Niger is one of the key routes migrants use to reach the North African coasts and then Europe. Should there be a military clash, Italy fears the situation could become completely out of control.

The Italian government has been watching the situation in Niger following the coup with close attention. It has already expressed its total opposition to any potential conflict that threatens to break out there.

On Monday the Italian Deputy Prime Minister and Minister of Foreign Affairs, Antonio Tajani, while commemorating the 67th anniversary of a coal mining tragedy in Belgium that involved many Italian migrant workers, reiterated that Rome wants a diplomatic solution to the crisis and it intends to “avert the conflict at all costs.”

Italy has been underscoring the need for Europe to present a united front on the issue and offer coordinated action.

Many of the smuggling networks operating on this route work through Niger and on in to Libya and beyond. Italian Prime Minister Giorgia Meloni has declared that Italy’s major priority is fighting against these. Tajani explained “we must stop the exploitation of those who seek a better life and are exploited by human traffickers, who are the same individuals who also traffic in weapons and drugs.”

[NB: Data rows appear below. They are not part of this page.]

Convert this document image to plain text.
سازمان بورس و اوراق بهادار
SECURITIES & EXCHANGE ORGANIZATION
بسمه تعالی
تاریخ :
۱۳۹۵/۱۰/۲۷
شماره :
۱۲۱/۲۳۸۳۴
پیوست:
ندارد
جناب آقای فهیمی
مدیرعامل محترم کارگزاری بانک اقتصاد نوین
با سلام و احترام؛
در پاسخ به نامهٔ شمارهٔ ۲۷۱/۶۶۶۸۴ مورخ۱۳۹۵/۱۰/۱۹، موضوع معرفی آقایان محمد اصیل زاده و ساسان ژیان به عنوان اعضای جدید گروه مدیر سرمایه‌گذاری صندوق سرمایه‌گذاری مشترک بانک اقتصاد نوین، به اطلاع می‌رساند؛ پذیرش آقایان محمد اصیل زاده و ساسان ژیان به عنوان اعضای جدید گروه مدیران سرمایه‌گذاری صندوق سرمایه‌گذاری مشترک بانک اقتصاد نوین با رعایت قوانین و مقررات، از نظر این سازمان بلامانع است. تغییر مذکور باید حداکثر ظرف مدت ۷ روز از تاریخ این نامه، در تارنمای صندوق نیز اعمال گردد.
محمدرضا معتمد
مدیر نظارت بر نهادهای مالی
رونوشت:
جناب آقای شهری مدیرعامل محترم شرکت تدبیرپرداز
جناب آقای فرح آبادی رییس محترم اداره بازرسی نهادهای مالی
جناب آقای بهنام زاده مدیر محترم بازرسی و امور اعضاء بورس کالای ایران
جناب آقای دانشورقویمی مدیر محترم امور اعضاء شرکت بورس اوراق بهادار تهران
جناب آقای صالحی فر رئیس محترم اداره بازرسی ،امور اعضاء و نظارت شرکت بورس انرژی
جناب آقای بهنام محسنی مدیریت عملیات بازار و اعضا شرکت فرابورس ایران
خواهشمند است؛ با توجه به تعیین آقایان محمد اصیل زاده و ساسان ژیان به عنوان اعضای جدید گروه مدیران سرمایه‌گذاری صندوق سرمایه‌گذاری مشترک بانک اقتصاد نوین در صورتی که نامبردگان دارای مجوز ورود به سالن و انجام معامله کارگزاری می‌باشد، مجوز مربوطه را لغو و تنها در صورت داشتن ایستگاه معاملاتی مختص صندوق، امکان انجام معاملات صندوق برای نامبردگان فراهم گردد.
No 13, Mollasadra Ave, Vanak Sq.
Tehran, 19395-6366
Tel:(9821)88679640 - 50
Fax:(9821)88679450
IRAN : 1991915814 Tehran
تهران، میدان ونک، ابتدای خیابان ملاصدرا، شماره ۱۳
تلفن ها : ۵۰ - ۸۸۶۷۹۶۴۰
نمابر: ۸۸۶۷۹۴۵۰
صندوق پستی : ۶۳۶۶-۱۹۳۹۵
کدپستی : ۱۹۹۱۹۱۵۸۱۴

Italy’s Foreign Minister continued, “the migration issue must be confronted at a European level because the issue is so vast that Italy alone cannot solve it. Let us look for example at what happens at the border with France with the rejection of migrants.”

It is not just Rome that is concerned. Most other European states are worried too. The coup in Niger could “endanger the safety of the entire region” and makes the handling of migration even more difficult, said a spokesperson for the European Commission.

Europe also fears that Niger following the coup could pass under the influence of the Russian sphere of influence, perhaps via the Wagner group. If that does happen, or should that be cemented, there is a further risk that migrants become used as an instrument of hybrid war, just as happened in Belarus prior to Moscow’s invasion of Ukraine.

Agadez, which was a legendary cross-roads in the desert, is now considered one of the hotbeds for sub-Saharan migration flows. “There are only two checkpoints to cover two thousand kilometers and we do not have aircraft to conduct aerial monitoring,” noted a local governor a few months ago reported Africanews.

The fall of President Mohamed Barzoum, an ally of the West, makes everything more complex. And war, according to Italy, would only worsen the scenario.